Grace Ellery Channing

Grace Ellery Channing.

Grace Ellery Channing (December 27, 1862 – April 3, 1937) was a writer and poet who published often in The Land of Sunshine.

She was born to William Francis Channing and Mary Jane (née Tarr) on December 27, 1862 in Providence, Rhode Island. Channing Stetons's father was an inventor who had worked with Alexander Graham Bell in developing the telephone and whose father was William Ellery Channing, a noted early nineteenth century Unitarian preacher. Also through her father, she was a great-great-granddaughter of William Ellery (1727–1820), a signer of the United States Declaration of Independence.

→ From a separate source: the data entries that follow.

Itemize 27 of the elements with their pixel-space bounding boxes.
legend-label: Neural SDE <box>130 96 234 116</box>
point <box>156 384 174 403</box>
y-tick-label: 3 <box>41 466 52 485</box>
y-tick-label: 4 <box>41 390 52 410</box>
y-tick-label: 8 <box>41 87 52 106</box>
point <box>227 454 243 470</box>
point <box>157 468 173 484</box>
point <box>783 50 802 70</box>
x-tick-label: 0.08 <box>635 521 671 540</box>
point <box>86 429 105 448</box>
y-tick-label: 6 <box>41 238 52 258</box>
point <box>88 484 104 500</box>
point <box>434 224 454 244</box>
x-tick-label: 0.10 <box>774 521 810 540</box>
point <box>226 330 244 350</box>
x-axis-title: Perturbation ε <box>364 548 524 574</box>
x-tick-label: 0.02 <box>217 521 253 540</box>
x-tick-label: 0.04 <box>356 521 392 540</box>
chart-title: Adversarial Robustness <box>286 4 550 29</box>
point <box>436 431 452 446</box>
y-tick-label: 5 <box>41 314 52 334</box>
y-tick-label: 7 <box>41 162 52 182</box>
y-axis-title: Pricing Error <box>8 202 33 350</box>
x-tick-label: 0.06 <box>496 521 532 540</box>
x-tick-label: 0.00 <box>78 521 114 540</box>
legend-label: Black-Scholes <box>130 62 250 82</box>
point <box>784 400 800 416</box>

Channing Stetson had two siblings: Mary Channing Wood (who married Clarence Wood and had two children, Dorothy and Ellery) and Harold Channing. Channing Stetson received a private school education, graduating from the Normal Class for Kindergarten in 1882. After graduation, she taught at the free kindergarten in Providence.[1]

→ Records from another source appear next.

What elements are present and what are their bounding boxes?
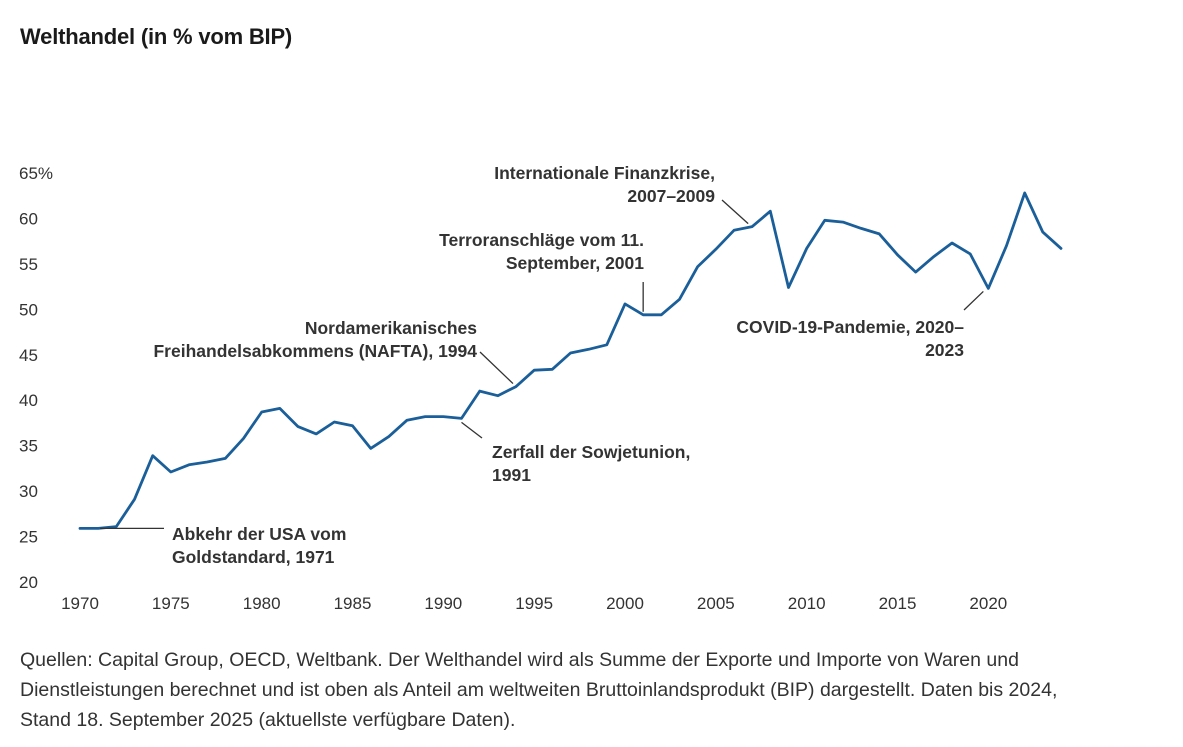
x-tick-label: 2005 (697, 594, 735, 613)
x-tick-label: 1995 (515, 594, 553, 613)
y-tick-label: 40 (19, 391, 38, 410)
chart-title: Welthandel (in % vom BIP) (20, 24, 293, 49)
annotation-label-line: Abkehr der USA vom (172, 524, 346, 544)
annotation-leader-line (963, 290, 984, 311)
annotation-label-line: 2007–2009 (627, 186, 715, 206)
chart-annotations: Abkehr der USA vom Goldstandard, 1971 Zerf… (100, 163, 984, 567)
annotation-label: Abkehr der USA vom Goldstandard, 1971 (172, 524, 346, 567)
chart-series (78, 191, 1063, 530)
source-footnote: Quellen: Capital Group, OECD, Weltbank. … (20, 649, 1058, 731)
y-tick-label: 20 (19, 573, 38, 592)
y-tick-label: 25 (19, 528, 38, 547)
annotation-label-line: 1991 (492, 465, 531, 485)
y-tick-label: 30 (19, 482, 38, 501)
x-tick-label: 2000 (606, 594, 644, 613)
x-tick-label: 1985 (334, 594, 372, 613)
x-tick-label: 2015 (879, 594, 917, 613)
annotation-label-line: Freihandelsabkommens (NAFTA), 1994 (153, 341, 477, 361)
annotation-label: Zerfall der Sowjetunion, 1991 (492, 442, 690, 485)
x-tick-label: 1975 (152, 594, 190, 613)
annotation-leader-line (479, 351, 514, 385)
annotation-label-line: Terroranschläge vom 11. (439, 230, 644, 250)
annotation-label: COVID-19-Pandemie, 2020– 2023 (736, 317, 964, 360)
annotation-label-line: Nordamerikanisches (305, 318, 477, 338)
series-line (78, 191, 1063, 530)
annotation-label-line: Internationale Finanzkrise, (494, 163, 715, 183)
annotation-label-line: COVID-19-Pandemie, 2020– (736, 317, 964, 337)
y-tick-label: 55 (19, 255, 38, 274)
annotation-label-line: September, 2001 (506, 253, 644, 273)
x-tick-label: 1970 (61, 594, 99, 613)
annotation-label-line: 2023 (925, 340, 964, 360)
annotation-label: Internationale Finanzkrise, 2007–2009 (494, 163, 715, 206)
y-tick-label: 50 (19, 300, 38, 319)
annotation-leader-line (461, 421, 483, 439)
y-tick-label: 35 (19, 437, 38, 456)
y-tick-label: 45 (19, 346, 38, 365)
x-tick-label: 1990 (424, 594, 462, 613)
x-tick-label: 2020 (969, 594, 1007, 613)
annotation-label: Terroranschläge vom 11. September, 2001 (439, 230, 644, 273)
annotation-label: Nordamerikanisches Freihandelsabkommens (… (153, 318, 477, 361)
x-tick-label: 2010 (788, 594, 826, 613)
y-axis-ticks: 20 25 30 35 40 45 50 55 60 65% (19, 164, 53, 592)
annotation-leader-line (721, 199, 749, 225)
annotation-label-line: Zerfall der Sowjetunion, (492, 442, 690, 462)
annotation-label-line: Goldstandard, 1971 (172, 547, 335, 567)
x-tick-label: 1980 (243, 594, 281, 613)
y-tick-label: 65% (19, 164, 53, 183)
x-axis-ticks: 1970 1975 1980 1985 1990 1995 2000 2005 2010 2015… (61, 594, 1007, 613)
y-tick-label: 60 (19, 209, 38, 228)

Channing moved from Providence, Rhode Island to Southern California in the late 1880s, as part of a successful bid to cure her lung troubles. Her poetry and other writing was influenced by three years in Italy in the early 1890s and by her time living in Southern California.[2]

Channing began her career as a writer by editing her grandfather's memoirs, Dr. Channing's Notebook (1887). She became an associate editor of The Land of Sunshine (later Outwest), and in her tenure as a writer and poet contributor to the publication, advocated for an increased reliance on Mediterranean practices for Los Angelenos. This included embracing the sun instead of avoiding it, eating lighter food, and taking in wine and afternoon naps.[3][4]

Channing married Charles Walter Stetson soon after his divorce from Charlotte Perkins Gilman in 1894.[5]

Channing was good friends with Gilman, and the three continued to have good relations after the divorce and marriage. Stetson and Gilman's daughter, Katherine went to live with Channing and Stetson when she was 9.[6]

Notes

  1. "Grace Ellery Channing Stetson Papers: Biography/Administrative History". The Online Archive of California. Retrieved 24 March 2018.
  2. Starr 1985, p. 76
  3. Starr 1985, pp. 76–78
  4. "Channing, Grace Ellery, 1862-1937. Papers of Grace Ellery Channing, 1806-1973: A Finding Aid". Harvard University Library. Retrieved 24 March 2018.
  5. Grimm 1997, p. 51
  6. Makwosky 1993, p. 329

References

  • Starr, Kevin (1985). Inventing the Dream: California through the Progressive Era. New York: Oxford University Press. ISBN 978-0195042344.
  • Grimm, Robert Thornton (Spring 1997). "Forerunner for a Domestic Revolution: Jane Addams, Charlotte Perkins Gilman, and the Ideology of Childhood, 1900-1916". Illinois Historical Journal. Chicago, Illinois: University of Illinois Press on behalf of the Illinois State Historical Society. 90 (1): 47–64. JSTOR 40193109.
  • Makwosky, Veronica (Summer 1993). "Fear of Feeling and the Turn-of-the-Century Woman of Letters". American Literary History. Oxford: Oxford University Press. 5 (2): 326–334. JSTOR 489751.